Best order to vaccum, analyze, create indexes, etc.. ?

(1) By ddevienne on 2020-04-03 15:28:49 [link] [source]

Hi. I'm converting large scientific proprietary files into SQLite databases.
Many blobs in two large tables, with structured meta-data in these and other
tables.

That's already working, but I wonder what's the optimum order for doing it.
Here's how I do it currently:

START TRANSACTION
foreach table
  CREATE TABLE ... -- ROWID tables
for millions of rows, GB of data
  INSERT INTO ...
CREATE INDEX
COMMIT
VACUUM
ANALYZE

I've already turned OFF journaling, since the DB is not "online",
not activated FKs (which are expressed in the table definitions),
used a largish page-size (16K) and page-cache (32MB) to maximize
import performance, etc...

I have a few small tables, and two very large tables, and all
inserts are interleaved, that's why I vaccum (an expensive
operation) post-commit, to defragment the DB, and maximize
read speed when the DBs are put "online" (data served over
WebSocket using a custom protocol).

I have several UNIQUE constraints in my table definitions,
and I wonder whether I should remove those, and do explicit
CREATE UNIQUE INDEX DDLs post-insert? (but pre-commit?).
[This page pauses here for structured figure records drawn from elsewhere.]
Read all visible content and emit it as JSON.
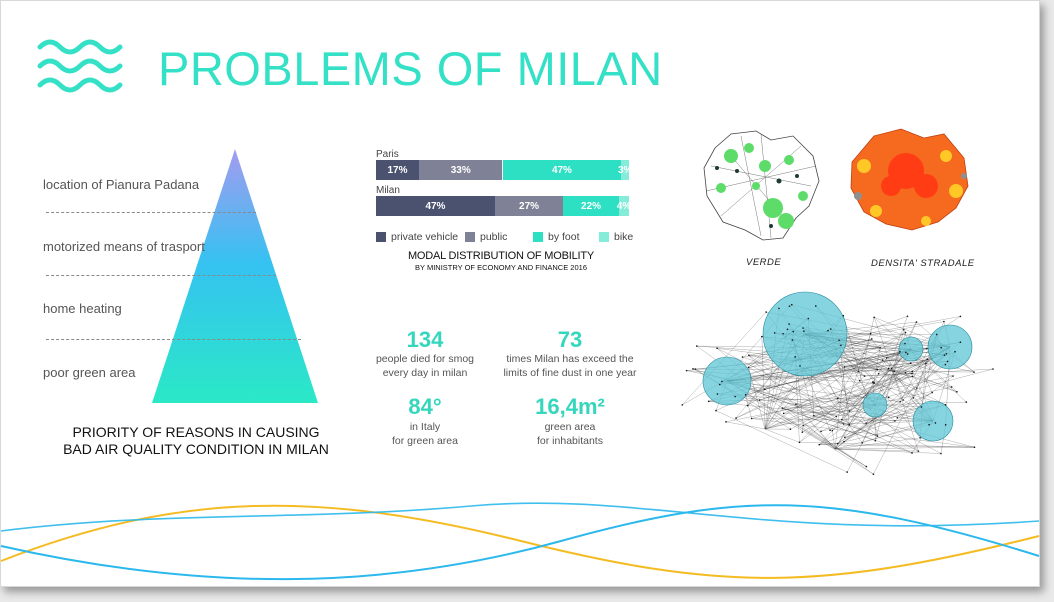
{
  "slide": {
    "title": "PROBLEMS OF MILAN",
    "wave_icon": "waves-icon"
  },
  "pyramid": {
    "reasons": [
      "location of Pianura Padana",
      "motorized means of trasport",
      "home heating",
      "poor green area"
    ],
    "caption_line1": "PRIORITY OF REASONS IN CAUSING",
    "caption_line2": "BAD AIR QUALITY CONDITION IN MILAN",
    "gradient_colors": [
      "#9b9ef2",
      "#33c6f0",
      "#2ae8c6"
    ]
  },
  "mobility": {
    "caption_title": "MODAL DISTRIBUTION OF MOBILITY",
    "caption_sub": "BY MINISTRY OF ECONOMY AND FINANCE 2016",
    "legend": [
      {
        "label": "private vehicle",
        "color": "#4a5270"
      },
      {
        "label": "public",
        "color": "#7f8296"
      },
      {
        "label": "by foot",
        "color": "#2ee0c3"
      },
      {
        "label": "bike",
        "color": "#85ecd9"
      }
    ],
    "rows": [
      {
        "city": "Paris",
        "labels": [
          "17%",
          "33%",
          "47%",
          "3%"
        ]
      },
      {
        "city": "Milan",
        "labels": [
          "47%",
          "27%",
          "22%",
          "4%"
        ]
      }
    ]
  },
  "chart_data": {
    "type": "bar",
    "orientation": "horizontal-stacked",
    "categories": [
      "Paris",
      "Milan"
    ],
    "series": [
      {
        "name": "private vehicle",
        "values": [
          17,
          47
        ]
      },
      {
        "name": "public",
        "values": [
          33,
          27
        ]
      },
      {
        "name": "by foot",
        "values": [
          47,
          22
        ]
      },
      {
        "name": "bike",
        "values": [
          3,
          4
        ]
      }
    ],
    "title": "MODAL DISTRIBUTION OF MOBILITY",
    "subtitle": "BY MINISTRY OF ECONOMY AND FINANCE 2016",
    "legend_position": "bottom"
  },
  "stats": [
    {
      "value": "134",
      "line1": "people died  for smog",
      "line2": "every day in milan"
    },
    {
      "value": "73",
      "line1": "times Milan has exceed the",
      "line2": "limits of fine dust in one year"
    },
    {
      "value": "84°",
      "line1": "in Italy",
      "line2": "for green area"
    },
    {
      "value": "16,4m²",
      "line1": "green area",
      "line2": "for inhabitants"
    }
  ],
  "maps": {
    "label_left": "VERDE",
    "label_right": "DENSITA' STRADALE"
  },
  "colors": {
    "accent": "#34e1c6",
    "wave_blue": "#2bb8ec",
    "wave_yellow": "#f4bb22"
  }
}
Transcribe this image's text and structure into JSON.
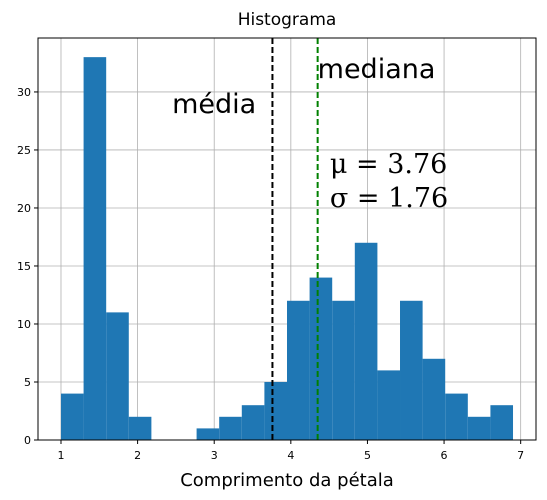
{
  "chart_data": {
    "type": "bar",
    "title": "Histograma",
    "xlabel": "Comprimento da pétala",
    "ylabel": "",
    "xlim": [
      0.7,
      7.2
    ],
    "ylim": [
      0,
      34.65
    ],
    "xticks": [
      "1",
      "2",
      "3",
      "4",
      "5",
      "6",
      "7"
    ],
    "yticks": [
      "0",
      "5",
      "10",
      "15",
      "20",
      "25",
      "30"
    ],
    "grid": true,
    "bar_color": "#1f77b4",
    "bins": [
      {
        "start": 1.0,
        "end": 1.295,
        "count": 4
      },
      {
        "start": 1.295,
        "end": 1.59,
        "count": 33
      },
      {
        "start": 1.59,
        "end": 1.885,
        "count": 11
      },
      {
        "start": 1.885,
        "end": 2.18,
        "count": 2
      },
      {
        "start": 2.18,
        "end": 2.475,
        "count": 0
      },
      {
        "start": 2.475,
        "end": 2.77,
        "count": 0
      },
      {
        "start": 2.77,
        "end": 3.065,
        "count": 1
      },
      {
        "start": 3.065,
        "end": 3.36,
        "count": 2
      },
      {
        "start": 3.36,
        "end": 3.655,
        "count": 3
      },
      {
        "start": 3.655,
        "end": 3.95,
        "count": 5
      },
      {
        "start": 3.95,
        "end": 4.245,
        "count": 12
      },
      {
        "start": 4.245,
        "end": 4.54,
        "count": 14
      },
      {
        "start": 4.54,
        "end": 4.835,
        "count": 12
      },
      {
        "start": 4.835,
        "end": 5.13,
        "count": 17
      },
      {
        "start": 5.13,
        "end": 5.425,
        "count": 6
      },
      {
        "start": 5.425,
        "end": 5.72,
        "count": 12
      },
      {
        "start": 5.72,
        "end": 6.015,
        "count": 7
      },
      {
        "start": 6.015,
        "end": 6.31,
        "count": 4
      },
      {
        "start": 6.31,
        "end": 6.605,
        "count": 2
      },
      {
        "start": 6.605,
        "end": 6.9,
        "count": 3
      }
    ],
    "lines": [
      {
        "name": "média",
        "x": 3.76,
        "color": "#000000",
        "style": "dashed"
      },
      {
        "name": "mediana",
        "x": 4.35,
        "color": "#008000",
        "style": "dashed"
      }
    ],
    "annotations": [
      {
        "text": "média",
        "x": 2.45,
        "y": 28.2
      },
      {
        "text": "mediana",
        "x": 4.35,
        "y": 31.2
      }
    ],
    "stats_text": {
      "mu": "μ = 3.76",
      "sigma": "σ = 1.76",
      "x": 4.51,
      "y_mu": 23.0,
      "y_sigma": 20.1
    }
  }
}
I also wonder whether the CREATE (non-UNIQUE) INDEX should be
pre-VACCUM, or post-VACCUM? I suspect indexes wouldn't be fragmented
if created post-VACCUM, thus saving that much IO from the VACCUM?

Finally, I wonder if I can somehow parallelize inserts into my
main two BIG tables? Perhaps inserting into two separate DBs, and
do a CTAS from one DB to the next once both are complete, since
similar to the CREATE INDEX case, this would implicitly defragment
the table pages, no? Is CTAS optimized to do direct page copies?
Or must it decode all records from the source, recode them into the
destination, rebuilding the B-TREE from scratch?

I'm basically asking for advice/guidance on the most performant way
to do the above, which hopefully is clear enough. TIA, --DD

(2) By Richard Hipp (drh) on 2020-04-03 15:40:11 in reply to 1 [link] [source]

In terms of performance, you could take out all UNIQUE and PRIMARY KEY constraints from the table definitions and transform those into CREATE UNIQUE INDEXs that you run at the same time as your other CREATE INDEXes (as you suggest). And you could run the CREATE INDEXes after VACUUM, but do so before ANALYZE (again, as you already suggest). Other than those tweaks, I think what you are doing is optimal.

(3) By ddevienne on 2020-04-03 16:33:31 in reply to 2 [link] [source]

Thanks Richard. I'll do as you suggest for all indexes, UNIQUE or NOT.

My PRIMARY KEYs are all either INTEGER AUTOINCREMENT as rowid aliases,
or implicit rowid, so those can't be externalized.

But what about the idea of inserting into two separate DB files?
Those INSERTs can then be done in parallel (in different threads),
non-interleaved, so probably don't require a VACCUM step, no?

Is CTAS from an attached DB to another DB optimized to do page-level copies?
Resulting in a non-fragmented continuous span of pages for the copied table?

(4) By David Raymond (dvdraymond) on 2020-04-03 17:24:36 in reply to 3 [source]

Apologies if I'm brain farting on something basic, but what is "CTAS" again?

Create Table As Select?

(5) By ddevienne on 2020-04-03 17:45:59 in reply to 4 [link] [source]

Yes.

(6) By Keith Medcalf (kmedcalf) on 2020-04-03 19:25:56 in reply to 1 [link] [source]

Are you doing in-order inserts on this watch / phone?

(32 MB is a big cache on an Apple Watch but pretty itty bitty on a computer)

(7) By ddevienne on 2020-04-06 09:32:15 in reply to 6 [link] [source]

Are you doing in-order inserts [...]?

I guess I am, since these are rowid tables, with AUTOINCREMENT PKs.
Or are talking about the Natural Key (NKs), using UNIQUE indexes?
(those will be added later, post inserts, as discussed in this thread)

(32 MB is [...] pretty itty bitty on a computer)

OK, sure. (took me a while to understand your comment, cutting through the sarcasm :))
I could afford more for sure, being on desktop as you guessed, but 64MB
didn't show any improvements over 32MB, so I didn't both going any higher.
Do you have evident Keith that even larger cache sizes benefit multi-GB inserts?

(8) By Keith Medcalf (kmedcalf) on 2020-04-06 14:16:38 in reply to 7 [link] [source]

If the inserts are all in-order it will not make a lot of difference since not a lot of pages will be required to keep the entire changeset in the application LRU cache.

I found the sweet spot where the management overhead of cache pages outweighs the benefit derived from that cache at somewhere around a quarter of a million pages. YMMV.